IL GIORNO DELLA MEMORIA, PER NON DIMENTICARE MAI

Lo scorso martedì 27 gennaio, presso la nostra scuola, le classi superiori hanno svolto una giornata interdisciplinare di tipo culturale dedicata al Giorno della Memoria, la data scelta a livello internazionale per ricordare il famigerato genocidio degli ebrei negli anni trenta e quaranta del XX secolo da parte dei nazi-fascisti.
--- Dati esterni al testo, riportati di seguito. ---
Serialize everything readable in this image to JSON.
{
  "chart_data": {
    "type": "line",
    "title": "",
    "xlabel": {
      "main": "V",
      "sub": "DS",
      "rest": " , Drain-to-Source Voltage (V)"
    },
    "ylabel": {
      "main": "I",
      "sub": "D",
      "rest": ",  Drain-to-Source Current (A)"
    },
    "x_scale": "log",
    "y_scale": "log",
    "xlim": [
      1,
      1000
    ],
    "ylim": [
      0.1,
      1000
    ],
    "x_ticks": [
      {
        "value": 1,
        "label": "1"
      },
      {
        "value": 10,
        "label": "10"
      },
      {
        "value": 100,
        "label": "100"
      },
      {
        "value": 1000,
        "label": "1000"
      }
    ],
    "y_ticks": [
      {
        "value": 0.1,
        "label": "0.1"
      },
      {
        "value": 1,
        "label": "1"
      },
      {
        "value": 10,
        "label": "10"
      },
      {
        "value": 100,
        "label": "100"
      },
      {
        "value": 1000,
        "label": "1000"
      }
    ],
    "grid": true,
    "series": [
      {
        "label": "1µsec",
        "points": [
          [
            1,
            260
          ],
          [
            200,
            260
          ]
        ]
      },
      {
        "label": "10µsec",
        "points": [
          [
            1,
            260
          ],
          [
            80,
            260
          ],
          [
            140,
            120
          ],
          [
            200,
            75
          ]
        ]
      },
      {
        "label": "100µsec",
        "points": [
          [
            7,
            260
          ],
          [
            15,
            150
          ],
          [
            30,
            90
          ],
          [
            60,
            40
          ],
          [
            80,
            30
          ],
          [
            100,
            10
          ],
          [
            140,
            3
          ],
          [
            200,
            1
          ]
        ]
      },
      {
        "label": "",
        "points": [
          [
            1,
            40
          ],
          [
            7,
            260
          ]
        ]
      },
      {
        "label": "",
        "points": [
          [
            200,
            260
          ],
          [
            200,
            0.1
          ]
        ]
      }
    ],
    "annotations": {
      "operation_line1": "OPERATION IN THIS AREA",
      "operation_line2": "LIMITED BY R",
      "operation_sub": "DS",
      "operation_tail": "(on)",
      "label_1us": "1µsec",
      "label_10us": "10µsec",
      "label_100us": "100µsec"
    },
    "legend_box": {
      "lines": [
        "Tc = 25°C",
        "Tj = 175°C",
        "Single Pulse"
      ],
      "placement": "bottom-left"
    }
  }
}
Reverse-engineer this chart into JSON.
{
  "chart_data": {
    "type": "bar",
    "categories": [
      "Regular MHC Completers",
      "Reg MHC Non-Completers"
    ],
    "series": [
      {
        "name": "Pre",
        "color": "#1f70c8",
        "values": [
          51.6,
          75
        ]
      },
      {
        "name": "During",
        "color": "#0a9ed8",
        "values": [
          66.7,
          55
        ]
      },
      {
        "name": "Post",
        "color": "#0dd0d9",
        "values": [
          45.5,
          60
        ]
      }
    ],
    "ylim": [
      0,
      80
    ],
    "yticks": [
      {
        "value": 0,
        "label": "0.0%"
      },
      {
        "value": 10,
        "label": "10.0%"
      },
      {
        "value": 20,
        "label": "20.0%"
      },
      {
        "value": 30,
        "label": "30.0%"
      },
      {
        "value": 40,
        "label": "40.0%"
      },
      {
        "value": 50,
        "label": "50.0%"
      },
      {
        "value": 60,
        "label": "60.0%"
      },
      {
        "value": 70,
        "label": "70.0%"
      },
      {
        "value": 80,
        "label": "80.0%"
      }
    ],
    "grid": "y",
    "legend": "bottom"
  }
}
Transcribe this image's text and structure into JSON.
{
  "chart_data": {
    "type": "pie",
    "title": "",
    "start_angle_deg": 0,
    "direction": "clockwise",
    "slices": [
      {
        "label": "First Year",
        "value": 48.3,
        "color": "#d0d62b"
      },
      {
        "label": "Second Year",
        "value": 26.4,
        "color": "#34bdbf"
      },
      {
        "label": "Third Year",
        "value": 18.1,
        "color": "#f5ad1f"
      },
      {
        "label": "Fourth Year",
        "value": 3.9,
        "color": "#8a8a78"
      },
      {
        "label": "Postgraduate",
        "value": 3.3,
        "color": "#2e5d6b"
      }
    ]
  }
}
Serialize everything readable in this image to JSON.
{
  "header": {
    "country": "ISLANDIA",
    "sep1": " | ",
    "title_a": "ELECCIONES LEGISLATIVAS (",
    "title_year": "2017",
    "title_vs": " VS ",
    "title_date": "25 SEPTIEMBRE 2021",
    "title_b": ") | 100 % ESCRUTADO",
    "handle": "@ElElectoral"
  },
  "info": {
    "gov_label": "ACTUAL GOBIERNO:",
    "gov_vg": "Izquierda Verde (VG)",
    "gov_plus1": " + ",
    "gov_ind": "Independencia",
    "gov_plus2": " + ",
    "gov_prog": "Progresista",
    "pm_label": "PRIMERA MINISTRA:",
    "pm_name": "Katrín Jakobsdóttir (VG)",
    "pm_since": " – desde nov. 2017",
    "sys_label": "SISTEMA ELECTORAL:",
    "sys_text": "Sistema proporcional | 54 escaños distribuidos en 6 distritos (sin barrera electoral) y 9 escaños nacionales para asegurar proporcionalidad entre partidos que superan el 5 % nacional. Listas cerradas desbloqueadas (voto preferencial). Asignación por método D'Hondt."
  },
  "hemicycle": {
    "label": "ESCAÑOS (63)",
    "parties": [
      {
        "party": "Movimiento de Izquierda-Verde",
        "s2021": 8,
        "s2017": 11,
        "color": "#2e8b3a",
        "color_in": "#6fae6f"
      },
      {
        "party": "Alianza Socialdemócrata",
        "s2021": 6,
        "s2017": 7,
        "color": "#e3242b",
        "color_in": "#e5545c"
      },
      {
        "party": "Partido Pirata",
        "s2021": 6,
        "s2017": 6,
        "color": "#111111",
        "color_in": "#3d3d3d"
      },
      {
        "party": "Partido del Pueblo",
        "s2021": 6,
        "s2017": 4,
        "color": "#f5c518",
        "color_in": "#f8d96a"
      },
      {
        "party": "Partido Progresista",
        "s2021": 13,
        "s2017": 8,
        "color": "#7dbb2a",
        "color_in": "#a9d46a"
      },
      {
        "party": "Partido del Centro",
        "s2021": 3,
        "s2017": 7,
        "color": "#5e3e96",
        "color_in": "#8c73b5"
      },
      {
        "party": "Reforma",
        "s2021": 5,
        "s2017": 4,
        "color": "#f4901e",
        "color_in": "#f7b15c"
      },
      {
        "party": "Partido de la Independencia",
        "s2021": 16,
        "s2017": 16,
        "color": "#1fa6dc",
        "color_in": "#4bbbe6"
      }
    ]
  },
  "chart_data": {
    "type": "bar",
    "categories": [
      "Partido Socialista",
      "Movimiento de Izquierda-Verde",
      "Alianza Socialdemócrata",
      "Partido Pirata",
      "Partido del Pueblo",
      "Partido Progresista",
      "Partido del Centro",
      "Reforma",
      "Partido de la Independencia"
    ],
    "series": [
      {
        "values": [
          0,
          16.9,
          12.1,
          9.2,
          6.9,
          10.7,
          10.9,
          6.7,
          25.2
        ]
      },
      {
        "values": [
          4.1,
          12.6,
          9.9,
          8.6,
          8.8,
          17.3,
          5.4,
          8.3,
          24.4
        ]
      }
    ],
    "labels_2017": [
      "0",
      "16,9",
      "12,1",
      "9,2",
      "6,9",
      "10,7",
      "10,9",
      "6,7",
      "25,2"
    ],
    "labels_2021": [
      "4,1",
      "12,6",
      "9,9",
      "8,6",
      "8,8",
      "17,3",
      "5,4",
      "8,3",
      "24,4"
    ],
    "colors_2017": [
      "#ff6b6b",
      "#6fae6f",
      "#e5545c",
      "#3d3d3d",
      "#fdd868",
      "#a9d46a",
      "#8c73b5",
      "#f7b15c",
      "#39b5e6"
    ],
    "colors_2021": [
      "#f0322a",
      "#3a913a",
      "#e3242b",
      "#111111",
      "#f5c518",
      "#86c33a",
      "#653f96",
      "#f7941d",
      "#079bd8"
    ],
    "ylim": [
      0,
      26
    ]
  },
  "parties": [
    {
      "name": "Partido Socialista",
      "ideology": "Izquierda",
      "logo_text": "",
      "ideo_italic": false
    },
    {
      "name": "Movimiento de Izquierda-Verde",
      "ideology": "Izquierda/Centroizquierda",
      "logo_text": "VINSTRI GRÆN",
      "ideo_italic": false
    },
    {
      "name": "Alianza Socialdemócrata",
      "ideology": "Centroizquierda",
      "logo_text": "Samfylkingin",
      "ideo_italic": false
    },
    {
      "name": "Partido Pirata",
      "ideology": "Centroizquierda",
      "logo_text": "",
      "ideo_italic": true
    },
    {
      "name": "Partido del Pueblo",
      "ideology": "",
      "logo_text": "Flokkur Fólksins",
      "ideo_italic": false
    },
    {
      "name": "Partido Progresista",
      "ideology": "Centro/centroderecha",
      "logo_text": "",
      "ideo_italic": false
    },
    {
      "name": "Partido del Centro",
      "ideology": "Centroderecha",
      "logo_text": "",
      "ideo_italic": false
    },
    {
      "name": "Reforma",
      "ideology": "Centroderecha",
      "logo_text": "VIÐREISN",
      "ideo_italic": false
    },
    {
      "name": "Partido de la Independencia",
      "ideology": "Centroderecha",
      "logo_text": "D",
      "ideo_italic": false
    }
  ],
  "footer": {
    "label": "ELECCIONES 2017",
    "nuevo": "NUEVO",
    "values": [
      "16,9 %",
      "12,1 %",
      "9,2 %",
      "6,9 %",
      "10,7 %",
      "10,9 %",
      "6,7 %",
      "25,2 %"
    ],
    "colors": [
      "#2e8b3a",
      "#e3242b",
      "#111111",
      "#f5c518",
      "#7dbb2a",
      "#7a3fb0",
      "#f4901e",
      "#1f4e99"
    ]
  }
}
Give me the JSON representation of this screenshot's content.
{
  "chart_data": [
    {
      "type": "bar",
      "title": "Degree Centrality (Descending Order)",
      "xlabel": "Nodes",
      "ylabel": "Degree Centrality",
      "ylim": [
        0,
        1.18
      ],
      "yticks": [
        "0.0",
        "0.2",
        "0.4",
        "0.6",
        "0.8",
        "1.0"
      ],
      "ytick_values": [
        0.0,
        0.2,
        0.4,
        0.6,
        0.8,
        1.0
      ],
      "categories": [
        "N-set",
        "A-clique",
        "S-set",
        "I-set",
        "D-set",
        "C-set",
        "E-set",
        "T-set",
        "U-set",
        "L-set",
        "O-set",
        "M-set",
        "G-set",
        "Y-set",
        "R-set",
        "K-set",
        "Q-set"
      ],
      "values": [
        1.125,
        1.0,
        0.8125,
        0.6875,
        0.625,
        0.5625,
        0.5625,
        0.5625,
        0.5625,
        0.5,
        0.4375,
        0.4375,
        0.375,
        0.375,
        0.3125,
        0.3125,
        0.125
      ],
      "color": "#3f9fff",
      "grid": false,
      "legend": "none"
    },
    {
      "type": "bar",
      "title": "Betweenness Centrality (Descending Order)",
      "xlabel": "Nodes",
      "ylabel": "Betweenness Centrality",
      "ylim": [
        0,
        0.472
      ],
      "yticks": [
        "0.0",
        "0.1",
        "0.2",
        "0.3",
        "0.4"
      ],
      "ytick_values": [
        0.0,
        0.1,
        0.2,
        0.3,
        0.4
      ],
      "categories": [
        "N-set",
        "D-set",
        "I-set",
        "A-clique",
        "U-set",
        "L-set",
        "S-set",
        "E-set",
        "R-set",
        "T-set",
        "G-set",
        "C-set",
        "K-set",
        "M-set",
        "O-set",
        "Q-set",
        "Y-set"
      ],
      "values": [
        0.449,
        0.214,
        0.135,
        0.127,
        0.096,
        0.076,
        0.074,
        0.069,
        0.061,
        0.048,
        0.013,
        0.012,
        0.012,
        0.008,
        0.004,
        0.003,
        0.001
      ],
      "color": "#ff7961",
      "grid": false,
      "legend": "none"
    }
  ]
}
La giornata si è aperta con una piccola presentazione, durante la quale sono stati ricordati alcuni dei più gravi genocidi della storia dell’umanità, cominciando dalle popolazioni native americane per arrivare fino ai palestinesi nella Striscia di Gaza. Lo scopo era quello di sottolineare l’importanza dei valori della libertà e della fratellanza in senso assoluto, dal momento che questa ricorrenza non è un atto di partecipazione ad una particolare religione o ideologia ma un momento universale di raccoglimento e riflessione finalizzato a comprendere l’importanza di quell’incredibile miracolo della storia umana che chiamiamo democrazia, un tesoro da non prendere mai per scontato. Usando le parole di Lia Levi, sopravvissuta alle persecuzioni dei nazisti nonché giornalista e scrittrice di successo, “sì al Giorno della Memoria, ma anche alla memoria di tutti i giorni”.

Dopo questa presentazione, tutti gli alunni hanno assistito alla proiezione del documentario di Stephen Spielberg “Voci dalla lista”, un contributo storico costruito con alcune delle innumerevoli testimonianze dei sopravvissuti che sono state raccolte durante la produzione del famosissimo film “Schindler’s list”.

Dopo la visione di questo toccante lavoro del maestro americano, gli alunni sono stati suddivisi in quattro gruppi, che hanno svolto a rotazione altrettanti laboratori preparati dai nostri docenti: “Il valore della memoria”, “L’alloggio segreto di Anna Frank” (nella foto: un gruppo di alunni osserva una riproduzione in cartone dell’abitazione in cui Anna visse in clandestinità per diversi mesi, prima di essere scoperta e deportata), “La valigia dei ricordi”, “L’oggetto racconta”.

L’interesse per queste tematiche, quando vengono affrontate con passione e competenza, si rivela sempre molto alta fra i ragazzi, che percepiscono in modo profondo l’importanza di simili eventi storici. Il ruolo di trasmettere questo messaggio nel tempo è un dovere imprescindibile per tutti, un impegno morale da cui nessuno è escluso perché, come ha detto Piero Calamandrei, la libertà è come l'aria: ci si accorge di quanto vale quando comincia a mancare.